Special Patient Populations: Neonates, infants and children up to 10 years of age: In the newborn period, renal clearance of digoxin is diminished and suitable dosage adjustments must be observed. This is especially pronounced in the premature infant since renal clearance reflects maturation of renal function. Digoxin clearance has been found to be 65.6 ± 30 ml/min/1.73 m² at 3 months, compared to only 32 ± 7 ml/min/1.73 m² at 1 week. Beyond the immediate newborn period, children generally require proportionally larger doses than adults on the basis of body weight and body surface area.
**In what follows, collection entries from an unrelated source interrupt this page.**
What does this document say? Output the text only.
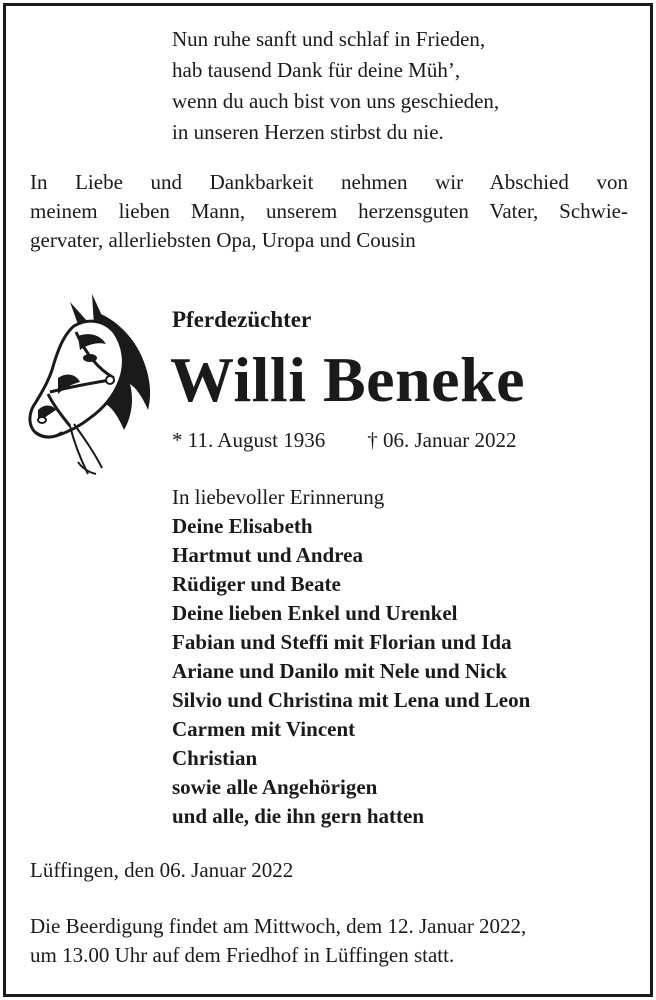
Nun ruhe sanft und schlaf in Frieden,
hab tausend Dank für deine Müh’,
wenn du auch bist von uns geschieden,
in unseren Herzen stirbst du nie.
In Liebe und Dankbarkeit nehmen wir Abschied von
meinem lieben Mann, unserem herzensguten Vater, Schwie-
gervater, allerliebsten Opa, Uropa und Cousin
Pferdezüchter
Willi Beneke
* 11. August 1936 † 06. Januar 2022
In liebevoller Erinnerung
Deine Elisabeth
Hartmut und Andrea
Rüdiger und Beate
Deine lieben Enkel und Urenkel
Fabian und Steffi mit Florian und Ida
Ariane und Danilo mit Nele und Nick
Silvio und Christina mit Lena und Leon
Carmen mit Vincent
Christian
sowie alle Angehörigen
und alle, die ihn gern hatten
Lüffingen, den 06. Januar 2022
Die Beerdigung findet am Mittwoch, dem 12. Januar 2022,
um 13.00 Uhr auf dem Friedhof in Lüffingen statt.
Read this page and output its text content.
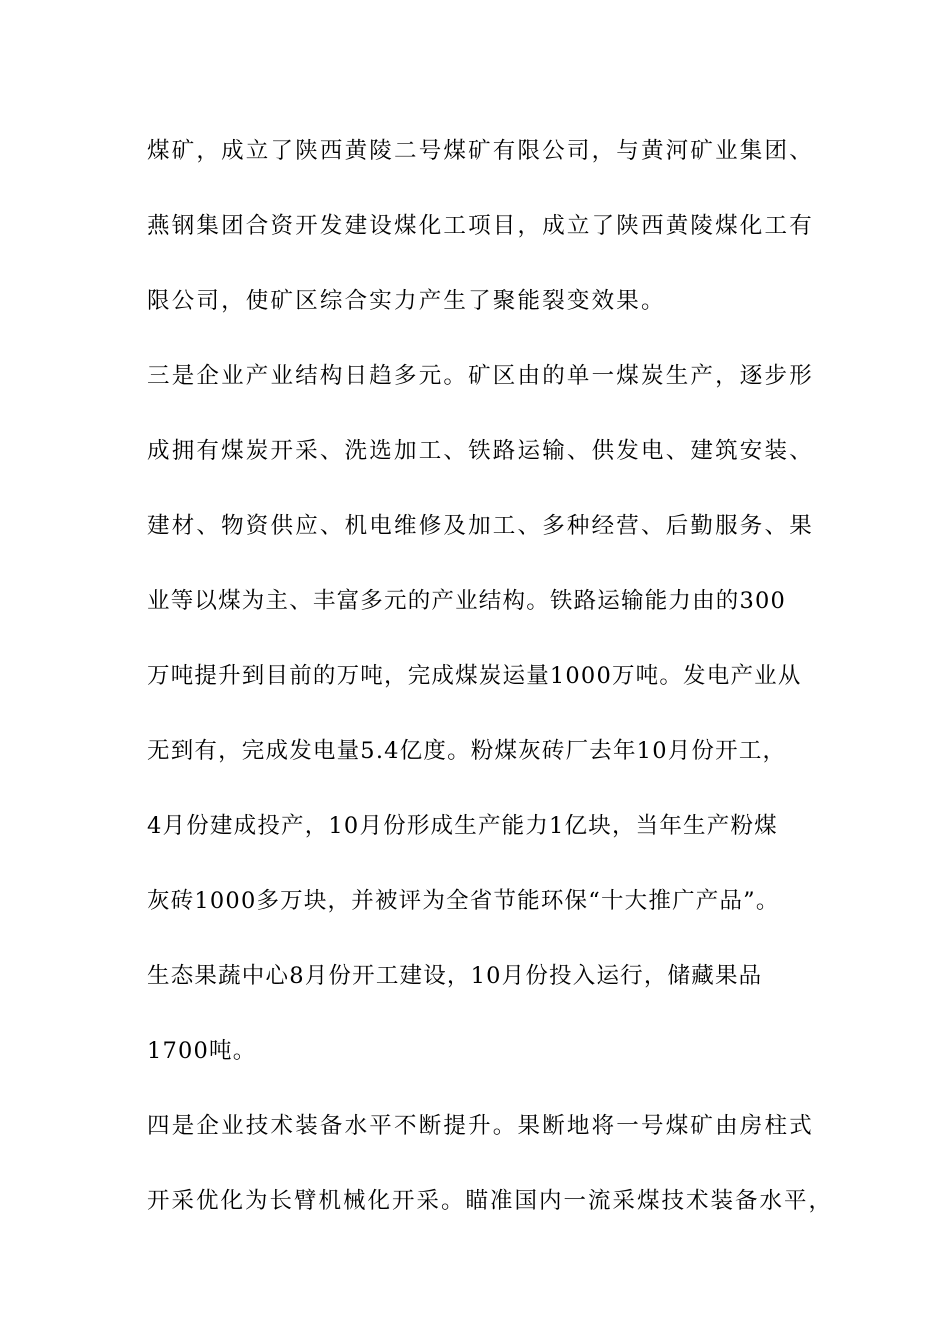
煤矿，成立了陕西黄陵二号煤矿有限公司，与黄河矿业集团、
燕钢集团合资开发建设煤化工项目，成立了陕西黄陵煤化工有
限公司，使矿区综合实力产生了聚能裂变效果。
三是企业产业结构日趋多元。矿区由的单一煤炭生产，逐步形
成拥有煤炭开采、洗选加工、铁路运输、供发电、建筑安装、
建材、物资供应、机电维修及加工、多种经营、后勤服务、果
业等以煤为主、丰富多元的产业结构。铁路运输能力由的300
万吨提升到目前的万吨，完成煤炭运量1000万吨。发电产业从
无到有，完成发电量5.4亿度。粉煤灰砖厂去年10月份开工，
4月份建成投产，10月份形成生产能力1亿块，当年生产粉煤
灰砖1000多万块，并被评为全省节能环保“十大推广产品”。
生态果蔬中心8月份开工建设，10月份投入运行，储藏果品
1700吨。
四是企业技术装备水平不断提升。果断地将一号煤矿由房柱式
开采优化为长臂机械化开采。瞄准国内一流采煤技术装备水平，
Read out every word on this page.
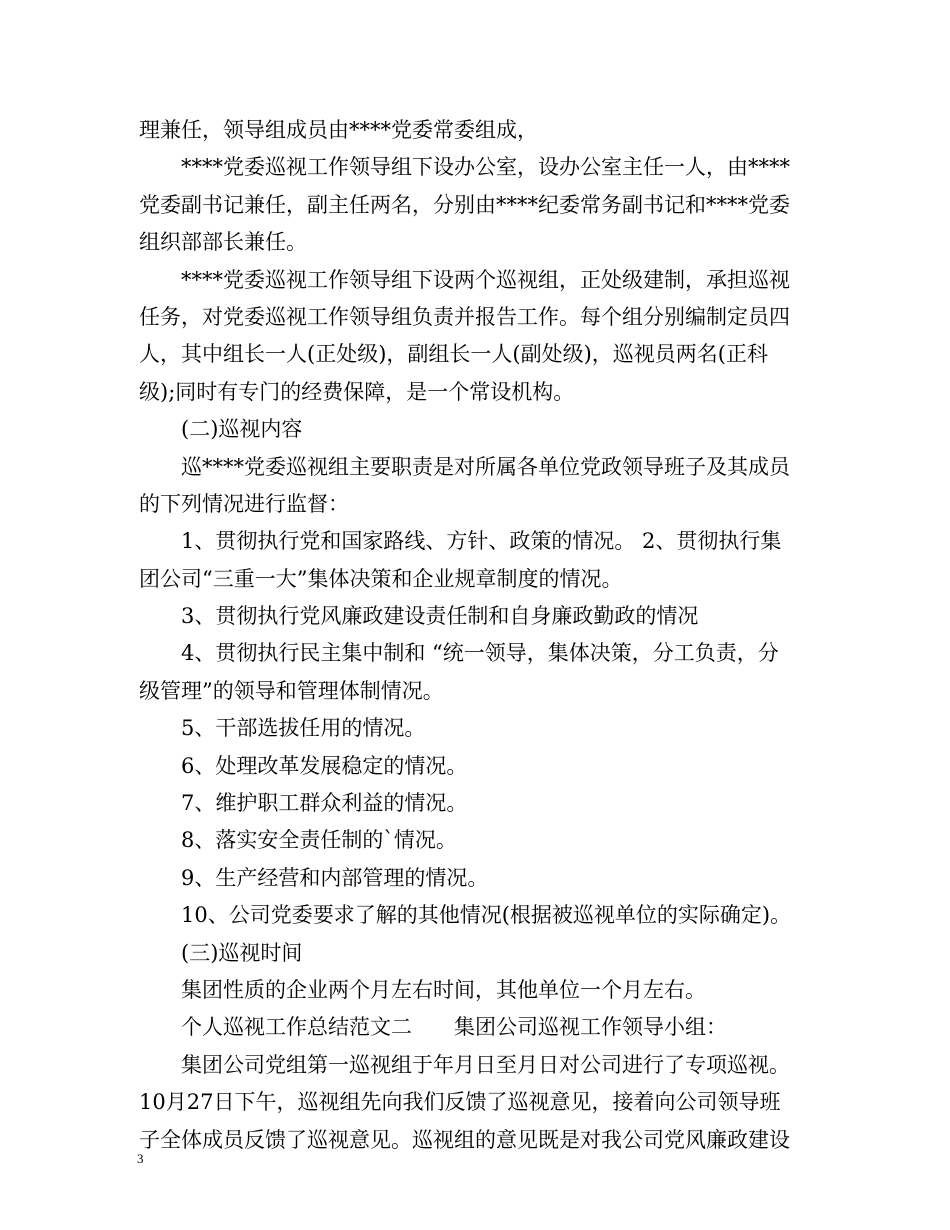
理兼任，领导组成员由****党委常委组成，
****党委巡视工作领导组下设办公室，设办公室主任一人，由****
党委副书记兼任，副主任两名，分别由****纪委常务副书记和****党委
组织部部长兼任。
****党委巡视工作领导组下设两个巡视组，正处级建制，承担巡视
任务，对党委巡视工作领导组负责并报告工作。每个组分别编制定员四
人，其中组长一人(正处级)，副组长一人(副处级)，巡视员两名(正科
级);同时有专门的经费保障，是一个常设机构。
(二)巡视内容
巡****党委巡视组主要职责是对所属各单位党政领导班子及其成员
的下列情况进行监督：
1、贯彻执行党和国家路线、方针、政策的情况。 2、贯彻执行集
团公司“三重一大”集体决策和企业规章制度的情况。
3、贯彻执行党风廉政建设责任制和自身廉政勤政的情况
4、贯彻执行民主集中制和 “统一领导，集体决策，分工负责，分
级管理”的领导和管理体制情况。
5、干部选拔任用的情况。
6、处理改革发展稳定的情况。
7、维护职工群众利益的情况。
8、落实安全责任制的`情况。
9、生产经营和内部管理的情况。
10、公司党委要求了解的其他情况(根据被巡视单位的实际确定)。
(三)巡视时间
集团性质的企业两个月左右时间，其他单位一个月左右。
个人巡视工作总结范文二　　集团公司巡视工作领导小组：
集团公司党组第一巡视组于年月日至月日对公司进行了专项巡视。
10月27日下午，巡视组先向我们反馈了巡视意见，接着向公司领导班
子全体成员反馈了巡视意见。巡视组的意见既是对我公司党风廉政建设
3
Renal Impairment: The terminal elimination half-life of digoxin is prolonged in patients with impaired renal function, and in anuric patients may be of the order of 100 hours.
Toxicology: Preclinical safety data: Carcinogenesis, mutagenesis: Digoxin showed no genotoxic potential in in vitro studies (Ames test and mouse lymphoma). No data are available on the carcinogenic potential of digoxin.